Urquiza foi “comprado” pelo Brasil para trair sua Pátria em 1852 — fato atestado pelo próprio Sarmiento, que escreve a Urquiza, desde o Chile, em 13 de outubro de 1852:
“Permaneci dois meses na corte do Brasil, no convívio quase íntimo dos homens de Estado daquela nação, e conheço todos os detalhes, general, bem como os pactos e transações pelos quais V. Exa. entrou na aliança contra Rosas. Tudo isso, desconhecido hoje pelo público, já é domínio da História e encontra-se arquivado nos Ministérios das Relações Exteriores do Brasil e do Uruguai.” (…) “Sentia vergonha ao ouvir aquele Enviado (Honorio Hermeto Carneiro Leão, o Indobregável) relatar a irritante cena, e os comentários: ‘Sim, os milhões com os quais tivemos que comprá-lo para derrubar Rosas! Ainda depois de entrar em Buenos Aires queria que lhe entregasse os cem mil duros mensais, enquanto ofuscava o brilho de nossas armas em Monte Caseros para atribuir a si sozinho os méritos da vitória.’” (Domingo Faustino Sarmiento, Carta de Yungay, 13.10.1852)
Um escritor urquicista, Leandro Ruiz Moreno, faz uma observação grave e reveladora: “Não se pode negar a sutileza da política brasileira, digna herdeira da lusitana, no desenvolvimento anterior e posterior dos acontecimentos relacionados à história de nosso país, e, neste caso, à campanha contra o General Dom Juan Manuel de Rosas.” (Leandro Ruiz Moreno, Centenários do Pronunciamento de Monte Caseros, tomo I, Paraná, 1952)
A intriga unitária
Urquiza vinha sendo influenciado por agentes unitários — doutores, jornalistas e comerciantes — desde 1845, como relata o general Paz em suas Memórias. Em maio daquele ano, Urquiza enviou ao general José María Paz um agente reservado, Benito Optes, cunhado e sócio de dom Justo, para informá-lo sobre o acordo vigente entre alguns chefes federais para derrubar Oribe e Rosas.
Em 13 de agosto de 1846, os irmãos Madariaga foram recebidos por Urquiza em Arroyo Colorado, próximo a Alcaraz, assinando-se no dia seguinte o acordo que ficou conhecido por esse nome. O Deão Juan José Álvarez afirma categoricamente que “o projeto de derrubar Rosas foi o tema reservado daquele acordo”. Tudo indica que, ao fracassar Lavalle, os agentes unitários e pró-Brasil buscavam apenas dividir o Partido Federal e encontrar instrumentos nas ambições de alguns chefes influentes.

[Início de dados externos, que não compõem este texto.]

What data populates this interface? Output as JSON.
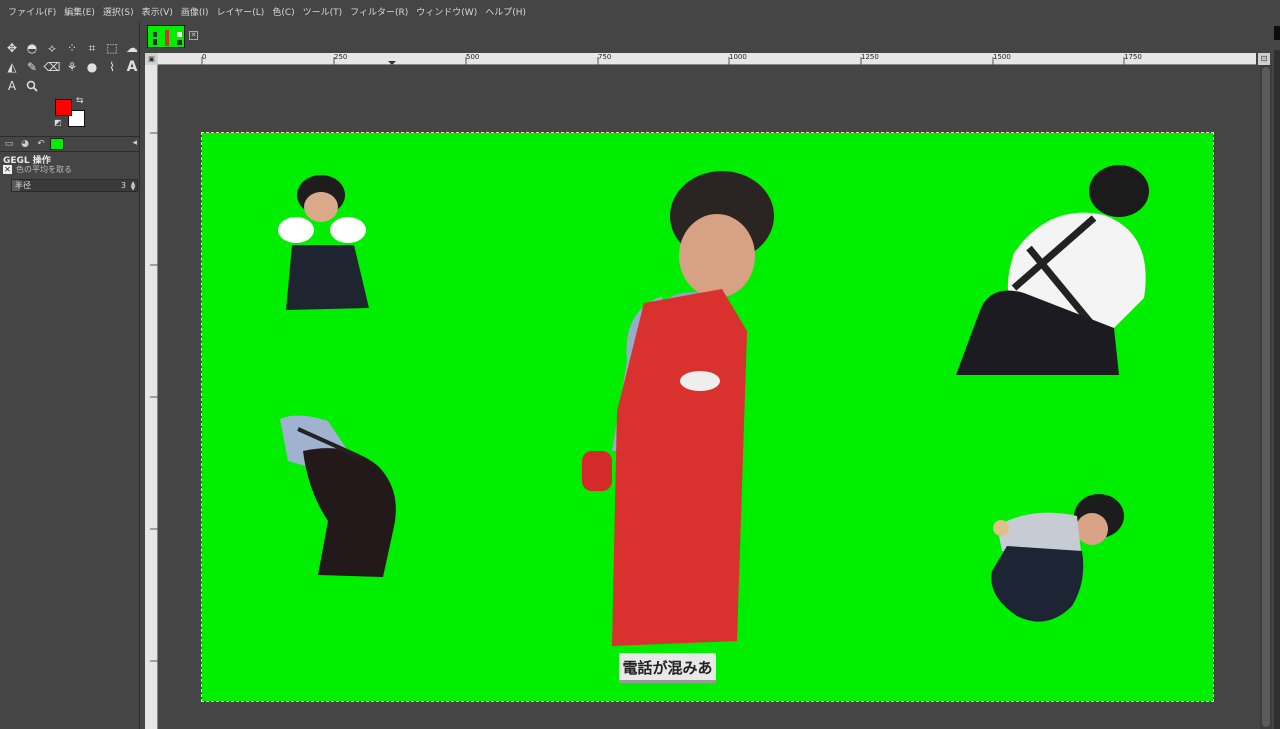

Enquanto isso, Urquiza seguia em negociações e acordos com doutores e jornalistas unitários, como Juan Francisco Seguí, o já citado Leiva, Angel Elías e o comerciante catalão Antonio Cuyás e Sampere. Em 22 de setembro de 1850, reuniu-se em Concordia com o governador de Corrientes, Benjamín Virasoro, para estabelecer as bases de uma aliança contra Rosas.
A traição: Caseros
É assim que ocorre o “milagre da Casa de Bragança”.
Urquiza conta com o agente confidencial Cuyás e Sampere em Montevidéu, que aguarda as proposições brasileiras. Estas chegam rapidamente por intermédio de Rodrigo de Silva Pontes, encarregado de negócios do Brasil na capital uruguaia: tratava-se de conhecer a atitude de Urquiza em caso de guerra entre o Brasil e a Confederação.
Em abril de 1850, Cuyás escreve a dom Justo transmitindo a pergunta formulada pelo diplomata imperial. Porém, os acontecimentos deixam a resposta em suspenso por algum tempo. O conflito armado entre o Brasil e a Confederação era iminente. Em 30 de setembro daquele ano, as relações diplomáticas são rompidas. O general Tomás Guido abandona sua embaixada no Rio de Janeiro. Urquiza é designado por Rosas “General em Chefe do Exército de Operações”. É evidente que dom Justo, já cedendo diante do Império, considera prematuro manifestar-se publicamente contra Rosas.
Em 16 de abril de 1851, Cuyás e Sampere, após longas conferências com Urquiza e seus ministros, chegam a Montevidéu com instruções suficientes para preparar um tratado de aliança (José María Rosa, La iniciativa del pronunciamiento de Urquiza, Boletín del Instituto de Investigaciones Históricas Juan Manuel de Rosas, nº 15, agosto de 1952, Buenos Aires). Quinze dias depois, Urquiza torna público o chamado Pronunciamento contra Rosas. Já não prefere “a morte à escravidão”.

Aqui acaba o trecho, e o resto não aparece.